Tengo gli occhi chiusi per tutto il tempo in cui mi visita, per controllare che non ci sia nulla di rotto o qualche seria frattura, ed in più occasioni non riesco a reprimere un brivido provocato dal tocco delle sue dita o dal profumo che emanano i suoi capelli; combatto in silenzio contro i miei demoni interiori, che continuano a sussurrarmi di non sprecare una simile occasione, di fregarmene del polso sinistro ammanettato e delle guardie pronte ad intervenire in qualunque momento, di afferrarla, strapparle il camice, i vestiti, e trasformarla nella mia nuova vittima.

Dopo quasi una decina di minuti è la stessa sconosciuta a riportarmi alla realtà, e le voci cessano all’improvviso di sussurrare oscenità e volgarità.

“Non sembra esserci nulla di rotto, ma per sicurezza le farò fare qualche esame più approfondito e per questa sera è meglio che rimanga qui. Può dirmi come è successo?” mi domanda, prendendo posto su uno sgabello posizionato affianco al mio letto.

“Posso avere un antidolorifico?” dico in tutta risposta, rivolgendo lo sguardo altrove; queste sono le uniche parole che escono dalla mia bocca, ed alla fine la ragazza acconsente alla mia richiesta e mi da un tranquillante che riesce a rilassarmi ed a farmi dimenticare, almeno momentaneamente, il dolore che ben presto si trasformerà in una moltitudine di lividi che impiegheranno settimane intere per scomparire.

Per tutto il resto della giornata alterno momenti di dormiveglia ad altri di lucidità, ed occupo questi ultimi per osservare con maggior attenzione l’ultimo acquisto dello staff medico di Fox River: si muove in modo impacciato, chiedendo spesso consiglio ad un’ infermiera dai capelli rossi e vaporosi o tormentandosi una ciocca di capelli dorati, e questo mi fa capire che non si tratta semplicemente della sua prima esperienza lavorativa.

Questa è anche la sua prima esperienza lavorativa all’interno di un carcere.
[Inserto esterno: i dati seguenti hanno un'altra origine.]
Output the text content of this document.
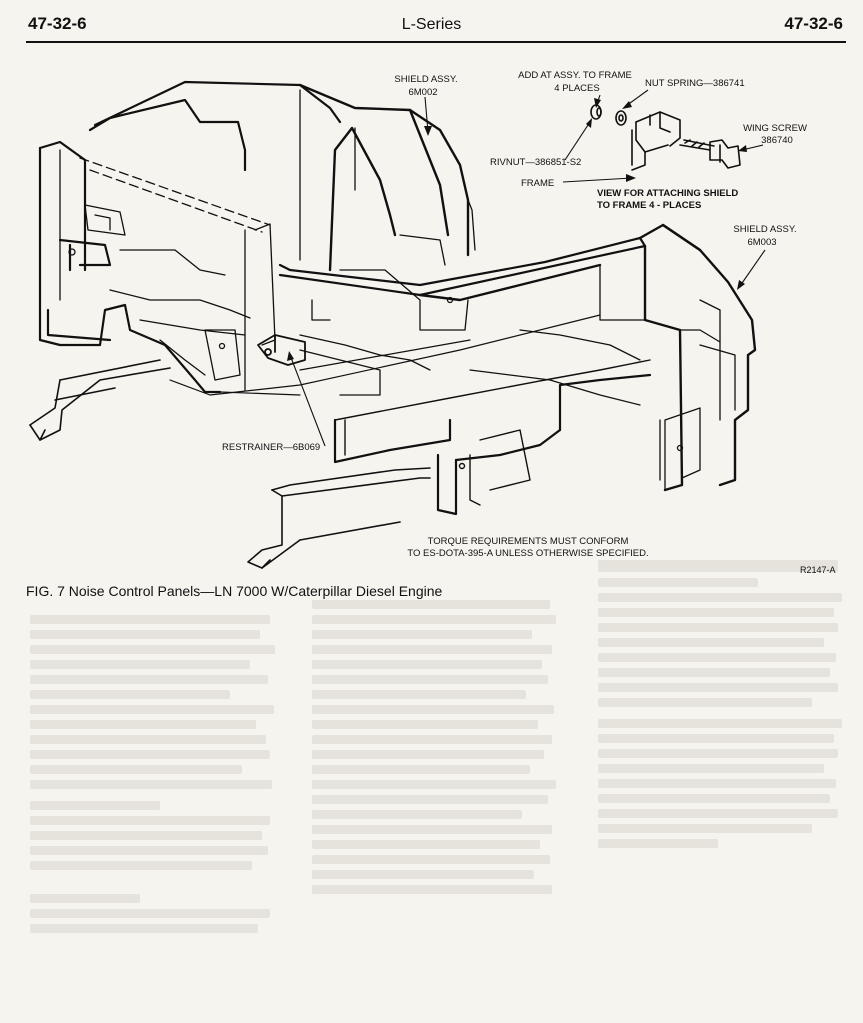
47-32-6	L-Series	47-32-6
SHIELD ASSY.
6M002
ADD AT ASSY. TO FRAME
4 PLACES	NUT SPRING—386741
WING SCREW
386740
RIVNUT—386851-S2
FRAME
VIEW FOR ATTACHING SHIELD
TO FRAME 4 - PLACES
SHIELD ASSY.
6M003
RESTRAINER—6B069
TORQUE REQUIREMENTS MUST CONFORM
TO ES-DOTA-395-A UNLESS OTHERWISE SPECIFIED.
R2147-A
FIG. 7 Noise Control Panels—LN 7000 W/Caterpillar Diesel Engine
Un carcere maschile di massima sicurezza.

Un vero e proprio battesimo di fuoco.

Ma non è questo a turbarmi, bensì una questione completamente diversa.

Ogni volta che la vedo passare velocemente vicino al mio lettino, mi sembra di rivivere il primo incontro tra me e Susan: tutto ciò che ci circonda sembra sparire, ad eccezione di noi due.

E questo mi fa sentire strano, in un modo che non riesco a descrivere a parole, soprattutto perché le ferite che ho ricevuto al cuore sanguinano ancora copiosamente, anche se sono trascorsi già cinque anni dalla sera in cui il mio arresto e la fine della nostra storia hanno fatto prendere alla mia vita una nuova e brusca deviazione; ma nonostante ciò, deciso di seguire il mio istinto, e richiamo l’attenzione della nuova dottoressa proprio nel momento in cui sta uscendo dall’infermeria perché il suo turno è finito.

“Si?” mi domanda, in tono gentile, con la mano destra appoggiata alla maniglia della porta.

“Dottoressa, mi promette che il suo viso sarà la prima cosa che vedrò domani, quando aprirò gli occhi?” le chiedo, con il volto leggermente reclinato verso sinistra.

Lei solleva il sopraciglio sinistro in un’espressione incredula e sorpresa, sicuramente perché non si aspettava una simile richiesta da parte mia, ma poi le sue labbra carnose si distendono in un timido sorriso e le sue guance diventano di un rosa più acceso.

“D’accordo, glielo prometto. Buonanotte, signor Bagwell”

“Buonanotte, dottoressa” mormoro a mia volta, e quando resto da solo appoggio la testa sul cuscino, abbasso le palpebre e sospiro.

 
Nessun essere umano nasce con il dono della preveggenza.

A nessuno di noi è dato sapere in anticipo quando la propria vita cambierà per sempre.

Spesso, poi, accade nel corso di una normale giornata, che non ha nulla di diverso da tante altre.